1. Analyst uploads a PCAP
2. Zeek parses network traffic
3. Zeek logs are streamed into Kafka
4. Go pipeline normalizes and enriches events
5. Events are written into Parquet
6. DuckDB queries the Parquet dataset
7. API and UI present dashboard, search, and SQL workflows

End-to-End Diagram

+-------------+      +---------------------------+      +---------------+
| PCAP Upload | ---> | Zeek Network Security     | ---> | Kafka (KRaft) |
| from UI     |      | Monitor                   |      | zeek-raw      |
+-------------+      +---------------------------+      +---------------+
                                                               |
                                                               v
                                                +------------------------------+
                                                | Go normalization + enrich    |
                                                | pipeline                     |
                                                +------------------------------+
                                                     |                    |
                                                     |                    |
                                                     v                    v
                                         +------------------+   +------------------+
                                         | Kafka normalized |   | Parquet files    |
                                         | stream           |   | by protocol/time |
                                         +------------------+   +------------------+
                                                                          |
                                                                          v
                                                                   +-------------+
                                                                   | DuckDB      |
                                                                   +-------------+
                                                                          |
                                                                          v
                                                           +---------------------------+
                                                           | Django API + React UI     |
                                                           | Dashboard, search, SQL    |
                                                           +---------------------------+

Analyst View

SOC analysts do not need to think in terms of raw Zeek logs or internal services.

What they experience is:

  • upload a PCAP
  • wait for processing
  • investigate protocol tables
  • search normalized events
  • run SQL on structured data

That is why the product messaging should focus on:

  • structured log tables
  • SQL-ready investigations
  • simple PCAP-to-hunt workflow

instead of low-level deployment details.

Runtime Components

Zeek

Zeek is the packet analysis engine used to extract protocol logs from PCAP traffic.

Official project:

Kafka

Kafka provides the streaming bus between packet parsing and downstream processing.

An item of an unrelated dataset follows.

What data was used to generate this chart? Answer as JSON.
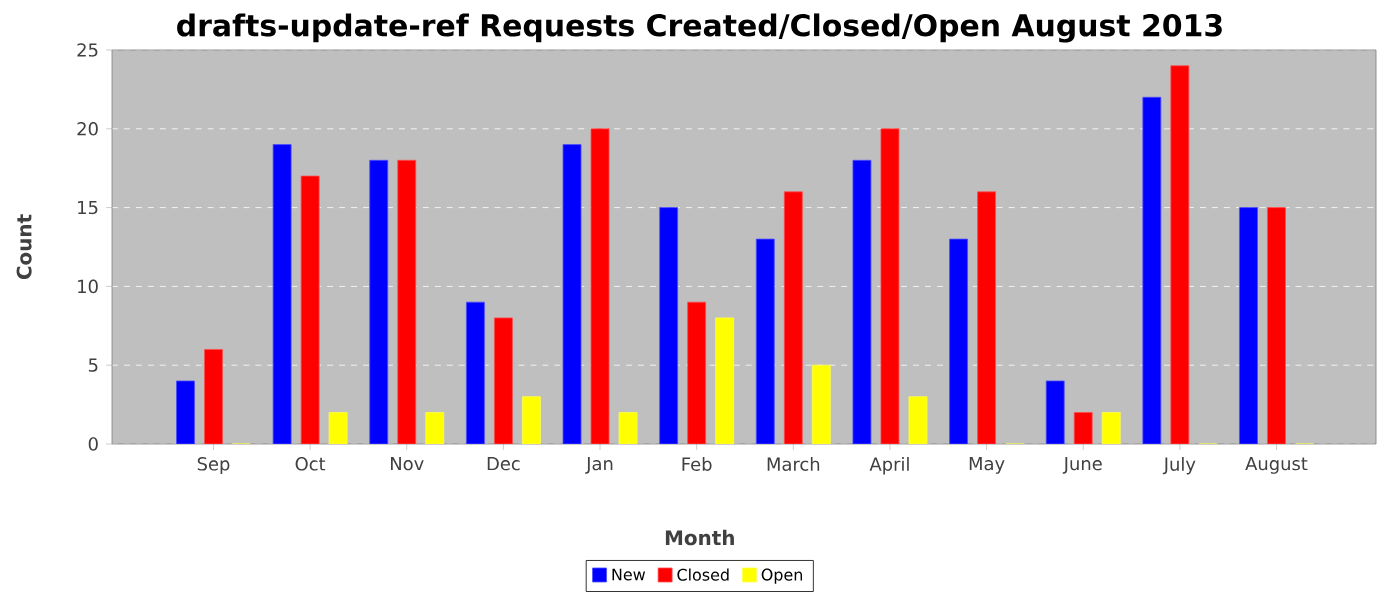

PacketQL currently uses Kafka in KRaft mode inside the bundled container.

Go Enrichment Pipeline

The Go service:

  • reads Zeek events from Kafka
  • normalizes fields
  • enriches selected event data
  • writes protocol-specific Parquet outputs
  • optionally publishes normalized events to a Kafka topic

Parquet + DuckDB

Parquet stores the structured event output efficiently.

DuckDB provides local analytical querying over those Parquet files.

API + UI

The Django API exposes ingestion, metadata, search, and SQL endpoints.

The React UI gives analysts:

  • PCAP upload
  • log dashboard
  • log search
  • SQL querying
  • pipeline health visibility

Deployment Model

Recommended deployment model:

  • one Docker container
  • one mounted host data directory at /data

This keeps first-time setup simple and avoids requiring users to manually install:

  • Zeek
  • Kafka
  • plugin wiring
  • API runtime
  • frontend runtime

Persistence

Persistent runtime data lives outside the container in the mounted /data volume.

This is where PacketQL stores:

  • uploaded files
  • parquet output
  • source metadata
  • bundled Kafka runtime data for the single-container deployment

GitHub Positioning

For public GitHub documentation, describe the architecture in a way that supports the product story:

  • PCAP in
  • structured tables out
  • SQL and investigation workflow for SOC analysts

Use manual deployment details only as secondary, advanced documentation.